La Liga is back! The Spanish first division returned this weekend after its three-month break. The Big Three all picked up points, new boys debuted, and of course, there was controversy. Let’s round it up!

- Barcelona 3-0 Elche

Last year’s runners-up started the season in fine form, I’d say. Lionel Messi scored twice as ten-men Barça ran riot on the Valencian side. La Masia product Munir El Haddadi scored the other goal for Luis Enrique’s club, and holy Ivan Rakitić, Batman! The Croatian fired off 112 passes in his competitive debut. No Neymar, no Suárez, no problem.

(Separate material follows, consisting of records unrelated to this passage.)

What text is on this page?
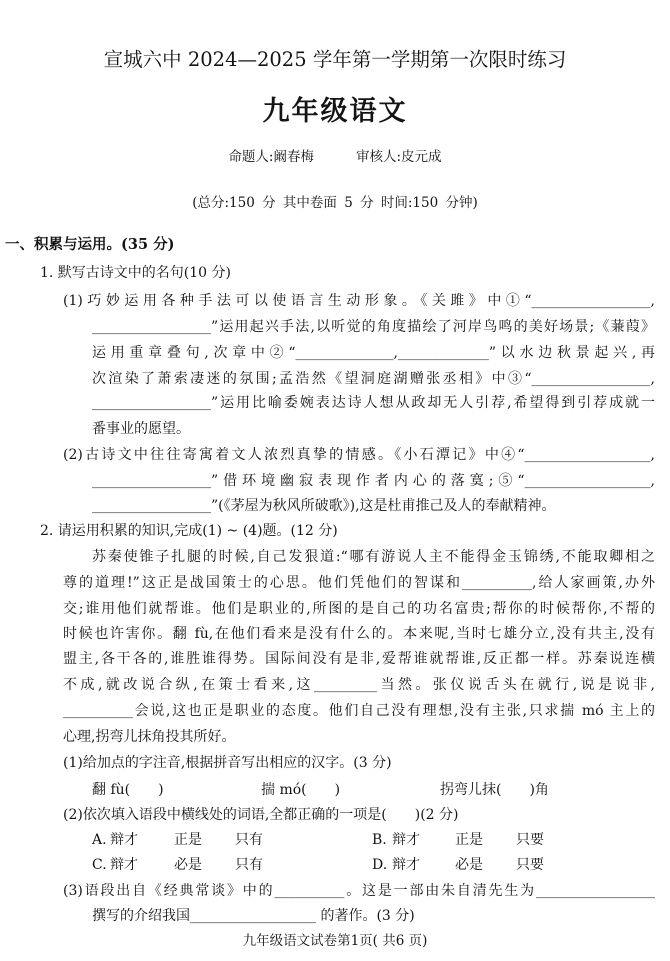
宣城六中 2024—2025 学年第一学期第一次限时练习
九年级语文
命题人:阚春梅	审核人:皮元成
(总分:150 分 其中卷面 5 分 时间:150 分钟)
一、积累与运用。(35 分)
1. 默写古诗文中的名句(10 分)
(1)巧妙运用各种手法可以使语言生动形象。《关雎》中①“_________________,
_________________”运用起兴手法,以听觉的角度描绘了河岸鸟鸣的美好场景;《蒹葭》
运用重章叠句,次章中②“______________,_____________”以水边秋景起兴,再
次渲染了萧索凄迷的氛围;孟浩然《望洞庭湖赠张丞相》中③“_________________,
_________________”运用比喻委婉表达诗人想从政却无人引荐,希望得到引荐成就一
番事业的愿望。
(2)古诗文中往往寄寓着文人浓烈真挚的情感。《小石潭记》中④“__________________,
_________________”借环境幽寂表现作者内心的落寞;⑤“__________________,
_________________”(《茅屋为秋风所破歌》),这是杜甫推己及人的奉献精神。
2. 请运用积累的知识,完成(1) ~ (4)题。(12 分)
苏秦使锥子扎腿的时候,自己发狠道:“哪有游说人主不能得金玉锦绣,不能取卿相之
尊的道理!”这正是战国策士的心思。他们凭他们的智谋和__________,给人家画策,办外
交;谁用他们就帮谁。他们是职业的,所图的是自己的功名富贵;帮你的时候帮你,不帮的
时候也许害你。翻 fù,在他们看来是没有什么的。本来呢,当时七雄分立,没有共主,没有
盟主,各干各的,谁胜谁得势。国际间没有是非,爱帮谁就帮谁,反正都一样。苏秦说连横
不成,就改说合纵,在策士看来,这_________当然。张仪说舌头在就行,说是说非,
__________会说,这也正是职业的态度。他们自己没有理想,没有主张,只求揣 mó 主上的
心理,拐弯儿抹角投其所好。
(1)给加点的字注音,根据拼音写出相应的汉字。(3 分)
翻 fù(　　)	揣 mó(　　)	拐弯儿抹(　　)角
(2)依次填入语段中横线处的词语,全都正确的一项是(　　)(2 分)
A. 辩才	正是 只有	B. 辩才	正是 只要
C. 辩才	必是 只有	D. 辩才	必是 只要
(3)语段出自《经典常谈》中的__________。这是一部由朱自清先生为_________________
撰写的介绍我国__________________ 的著作。(3 分)
九年级语文试卷第1页( 共6 页)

- Rayo Vallecano 0-0 Atlético Madrid

The reigning Spanish champions endured a disappointing start to their season: a scoreless draw at the Campo de Fútbol de Vallecas. Atlético, Supercopa winners three days ago, played their third game in a week and will be without manager Diego Simeone for seven more weeks after the RFEF suspended him for his actions during Friday’s game. Rayo enjoyed 60% possession and Atleti finished with a lowly 68% passing. The champs have adjustments to make.

- Real Madrid 2-0 Córdoba

Karim Benzema scored his first goal for Real since April as the European Cup winners kept the Andalusians at bay. This was Córdoba’s first Liga game in 42 years, and they managed to keep a fatigued Real within striking distance until Cristiano Ronaldo’s goal in the 90th minute. Not a bad result for the new boys, all told.

-Eibar 1-0 Real Sociedad

Eibar’s first-ever La Liga couldn’t have gone any better: a Basque derby which ended in a victory. Javi Lara’s free-kick just before half gave the Liga Adelante winners a famous win in front of only 5,000 supporters. Lara pretty much did it all in the victory, accruing three total shots, five tackles, four key passes, and two interceptions.

-Málaga 1-0 Athletic Club

The weekend’s opening game featured a highly controversial ending. Luis Alberto, scored 34 minutes in, slotting home a rebound after his penalty was stopped by Gorka Iraizoz. Speaking of Iraizoz, it was late in second-half injury time when the keeper headed home what should have been the equalizer. But #SpanishRefs struck, the goal was disallowed, and Málaga escaped.

-Other Results

Granada 2-1 Deportivo, Sevilla 1-1 Valencia, Almería 1-1 Espanyol, Celta Vigo 3-1 Getafe, Levante 0-2 Villarreal.